In how many ways can we arrange the $26$ English letters in a row so that no two vowels are adjacent to each other, and each block of consonant(s) (between $2$ vowels) is/are in alphabetical order?
Example of a valid arrangement:
$\underset{*}{\underbrace{RX}}E\underset{*}{\underbrace{BGMQ}}O\underset{*}{\underbrace{CDJY}}I\underset{*}{\underbrace{FKNZ}}U\underset{*}{\underbrace{HTV}}A\underset{*}{\underbrace{LPSW}}$
The $*$ means that the consonants are in alphabetical order, so it is valid.
Example of invalid arrangement:
$I\underset{\text{invalid}}{\underbrace{BRMQGW}}O\underset{*}{\underbrace{CDJY}}A\underset{*}{\underbrace{FKNZ}}U\underset{*}{\underbrace{HTV}}E\underset{*}{\underbrace{LPSX}}$
$R$ can not be before $M$, and $M$ can not be before $G$.
The result of my trial:
$\frac{1}{2}(\frac{26!}{21!})=26 \times 25 \times 24 \times 23 \times 22 \times \frac{1}{2}=3,946,800$ different arrangments. I am not sure about it. Please tell me if I am wrong.
Unfortunately, I have no knowledge about inclusion-exclusion principle.
Any help would be appreciated. THANKS!
I assume that we consider the list of vowels to be only $A,E,I,O,U$ and we do not consider $Y$ to be a vowel.
We use here Stirling Numbers of the Second Kind.
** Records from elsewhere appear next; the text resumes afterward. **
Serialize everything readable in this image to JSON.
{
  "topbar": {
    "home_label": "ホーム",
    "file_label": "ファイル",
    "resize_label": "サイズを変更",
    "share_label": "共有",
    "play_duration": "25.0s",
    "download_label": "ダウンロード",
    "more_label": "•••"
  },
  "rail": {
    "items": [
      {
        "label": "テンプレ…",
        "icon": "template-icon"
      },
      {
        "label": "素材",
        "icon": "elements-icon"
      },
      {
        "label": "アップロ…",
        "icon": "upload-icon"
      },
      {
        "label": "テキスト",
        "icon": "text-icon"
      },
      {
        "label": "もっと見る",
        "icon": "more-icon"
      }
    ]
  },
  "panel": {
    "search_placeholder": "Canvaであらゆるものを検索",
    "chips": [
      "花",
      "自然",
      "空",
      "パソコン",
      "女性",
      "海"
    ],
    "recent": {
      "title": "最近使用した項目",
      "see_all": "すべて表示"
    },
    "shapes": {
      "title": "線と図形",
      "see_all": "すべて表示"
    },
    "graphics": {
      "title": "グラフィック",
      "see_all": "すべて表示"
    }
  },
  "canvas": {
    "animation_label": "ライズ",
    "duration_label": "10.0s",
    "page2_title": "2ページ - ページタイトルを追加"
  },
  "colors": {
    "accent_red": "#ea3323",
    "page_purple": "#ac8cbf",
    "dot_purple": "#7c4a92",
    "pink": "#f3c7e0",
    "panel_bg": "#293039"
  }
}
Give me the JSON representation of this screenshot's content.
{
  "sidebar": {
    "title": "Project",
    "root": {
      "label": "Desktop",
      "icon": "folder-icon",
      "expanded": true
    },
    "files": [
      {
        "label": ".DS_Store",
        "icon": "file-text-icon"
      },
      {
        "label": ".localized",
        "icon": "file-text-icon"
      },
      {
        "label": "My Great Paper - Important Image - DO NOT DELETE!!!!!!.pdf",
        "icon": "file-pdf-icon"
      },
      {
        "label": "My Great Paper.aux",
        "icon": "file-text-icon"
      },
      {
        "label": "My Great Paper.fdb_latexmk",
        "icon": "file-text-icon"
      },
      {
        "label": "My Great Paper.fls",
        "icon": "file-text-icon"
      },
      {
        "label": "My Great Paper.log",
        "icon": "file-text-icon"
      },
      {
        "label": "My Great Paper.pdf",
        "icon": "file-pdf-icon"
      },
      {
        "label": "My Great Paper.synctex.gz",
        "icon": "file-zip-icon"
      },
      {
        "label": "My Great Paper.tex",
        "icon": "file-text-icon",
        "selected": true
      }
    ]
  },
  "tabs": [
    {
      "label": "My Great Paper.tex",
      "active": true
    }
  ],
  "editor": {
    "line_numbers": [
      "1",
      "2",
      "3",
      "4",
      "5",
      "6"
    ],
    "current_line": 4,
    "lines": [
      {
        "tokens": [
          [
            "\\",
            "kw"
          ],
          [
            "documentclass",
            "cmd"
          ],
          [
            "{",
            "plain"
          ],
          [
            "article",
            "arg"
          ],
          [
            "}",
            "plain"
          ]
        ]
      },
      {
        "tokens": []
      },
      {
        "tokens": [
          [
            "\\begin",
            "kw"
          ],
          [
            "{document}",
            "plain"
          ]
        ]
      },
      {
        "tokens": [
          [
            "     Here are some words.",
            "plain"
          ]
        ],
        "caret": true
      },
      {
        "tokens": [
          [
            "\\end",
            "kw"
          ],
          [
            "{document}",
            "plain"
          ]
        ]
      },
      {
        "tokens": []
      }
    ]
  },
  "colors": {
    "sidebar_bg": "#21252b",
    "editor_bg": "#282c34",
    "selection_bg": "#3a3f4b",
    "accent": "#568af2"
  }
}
We use $\left\{\begin{matrix}n\\k\end{matrix}\right\}$ to denote the number of partitions of an $n$ element set into $k$ non-empty unlabeled subsets.
We recognize that a vowel may appear at the very front of the arrangement and/or at the very end, and so we may have either $4,5$ or $6$ blocks of consonants. In each block of consonants, we will require that they appear in alphabetical order.
Once having partitioned our consonants into $k$ non-empty subsets, we may then decide in what order they appear and which (if any) of the blocks to the far left of the furthest left vowel or to the far right of the furthest right vowel are unused.
We then decide which vowel appears in which position separating the blocks.
We have then a final total of:
$$\left(\left\{\begin{matrix}21\\4\end{matrix}\right\}4! + 2\cdot \left\{\begin{matrix}21\\5\end{matrix}\right\}5! + \left\{\begin{matrix}21\\6\end{matrix}\right\}6!\right)5!$$
Evaluated this becomes approximately $2.4\times 10^{18}$